Во-первых, не надо на меня орать, не в трамвае, ведите себя. Во-вторых, перечитайте эпиграф. Достоевский, между прочим, не хухры-мухры. А в-третьих, не перебивайте, я вас, кажется, не перебивал… Я тут по ходу дела изобрел два-три двух-трехколесных транспортных средства. И открыл в придачу континент в Западном полушарии.

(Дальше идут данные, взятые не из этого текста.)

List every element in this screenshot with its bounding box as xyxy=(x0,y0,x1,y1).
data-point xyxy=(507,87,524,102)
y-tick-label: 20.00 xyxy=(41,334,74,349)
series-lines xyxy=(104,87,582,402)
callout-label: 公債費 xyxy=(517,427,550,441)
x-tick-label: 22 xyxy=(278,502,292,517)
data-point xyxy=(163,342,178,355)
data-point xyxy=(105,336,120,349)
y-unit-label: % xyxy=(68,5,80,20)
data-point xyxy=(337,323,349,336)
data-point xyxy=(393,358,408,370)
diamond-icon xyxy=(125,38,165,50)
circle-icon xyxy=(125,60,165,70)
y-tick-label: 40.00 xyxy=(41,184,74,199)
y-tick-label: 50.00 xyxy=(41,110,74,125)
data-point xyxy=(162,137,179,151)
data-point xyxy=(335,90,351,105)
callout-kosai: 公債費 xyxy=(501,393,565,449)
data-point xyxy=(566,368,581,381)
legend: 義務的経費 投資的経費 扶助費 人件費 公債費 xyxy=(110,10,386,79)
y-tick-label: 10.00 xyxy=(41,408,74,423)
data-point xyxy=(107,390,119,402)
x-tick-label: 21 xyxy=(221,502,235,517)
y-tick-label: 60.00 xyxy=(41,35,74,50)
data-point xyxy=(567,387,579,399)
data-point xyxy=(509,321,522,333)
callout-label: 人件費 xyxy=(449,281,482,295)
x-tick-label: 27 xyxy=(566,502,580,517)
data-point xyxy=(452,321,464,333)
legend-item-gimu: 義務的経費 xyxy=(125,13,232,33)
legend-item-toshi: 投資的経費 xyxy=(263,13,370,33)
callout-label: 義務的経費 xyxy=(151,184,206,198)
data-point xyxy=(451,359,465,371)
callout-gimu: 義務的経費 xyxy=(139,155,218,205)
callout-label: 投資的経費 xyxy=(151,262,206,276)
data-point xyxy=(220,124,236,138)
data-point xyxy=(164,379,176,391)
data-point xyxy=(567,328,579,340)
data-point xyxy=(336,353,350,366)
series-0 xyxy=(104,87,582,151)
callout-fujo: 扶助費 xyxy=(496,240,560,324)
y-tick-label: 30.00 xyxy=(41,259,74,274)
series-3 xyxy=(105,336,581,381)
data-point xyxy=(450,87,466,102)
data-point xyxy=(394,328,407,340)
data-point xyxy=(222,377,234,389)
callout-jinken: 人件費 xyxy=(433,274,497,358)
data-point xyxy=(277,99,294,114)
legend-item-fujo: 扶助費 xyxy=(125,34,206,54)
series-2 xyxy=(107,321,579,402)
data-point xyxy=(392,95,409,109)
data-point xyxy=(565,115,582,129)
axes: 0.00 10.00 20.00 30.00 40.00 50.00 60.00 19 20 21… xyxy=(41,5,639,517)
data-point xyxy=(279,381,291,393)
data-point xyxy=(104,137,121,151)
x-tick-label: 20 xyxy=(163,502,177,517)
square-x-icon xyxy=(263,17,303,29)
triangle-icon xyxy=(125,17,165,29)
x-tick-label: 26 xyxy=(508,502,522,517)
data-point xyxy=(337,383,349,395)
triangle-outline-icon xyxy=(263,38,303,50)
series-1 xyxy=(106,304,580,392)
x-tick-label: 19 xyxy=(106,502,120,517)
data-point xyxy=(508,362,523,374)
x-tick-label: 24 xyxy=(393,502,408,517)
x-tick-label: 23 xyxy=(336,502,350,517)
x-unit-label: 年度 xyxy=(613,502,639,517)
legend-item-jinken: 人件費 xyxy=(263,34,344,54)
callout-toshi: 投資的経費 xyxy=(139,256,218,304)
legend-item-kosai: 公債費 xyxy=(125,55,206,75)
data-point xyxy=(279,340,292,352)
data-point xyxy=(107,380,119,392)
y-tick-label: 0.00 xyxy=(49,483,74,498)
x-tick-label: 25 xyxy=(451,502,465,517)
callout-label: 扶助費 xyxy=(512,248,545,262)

Окрыленный прецедентом Фердыщенки, дай, думал я, рубану правду-матку: все как есть. Но никакая она нам не матка, мачеха в лучшем случае. С такою же подозрительностью отношусь я и к абсолютной свободе. «Пусть она даже и не реализуема въяве». Абсолют мне мил только в шведском смысле слова. С перцем, например. Я бы вкатил абсолютной свободе прививку от бешенства. Чтоб меру знала. То же касается и чистой правды. Надо сопротивляться — чертить по полу ногами, упираться, хвататься за мебель и дверные косяки, пускать пузыри носом, бодать правду головой в живот и кусать ее за ее вонючие руки. Незавидно положение наше, и вызволит нас из беды уж во всяком случае не лежачий камень правды, а некая противоестественная составляющая скалярного валуна и векторного нашего бешенства. А правда, что правда? — анатомический театр. Последний парад победы этой чистой, одной только, полной, сущей матери-одиночки мне довелось наблюдать 17 декабря 1993 года в вестибюле института имени Бурденко.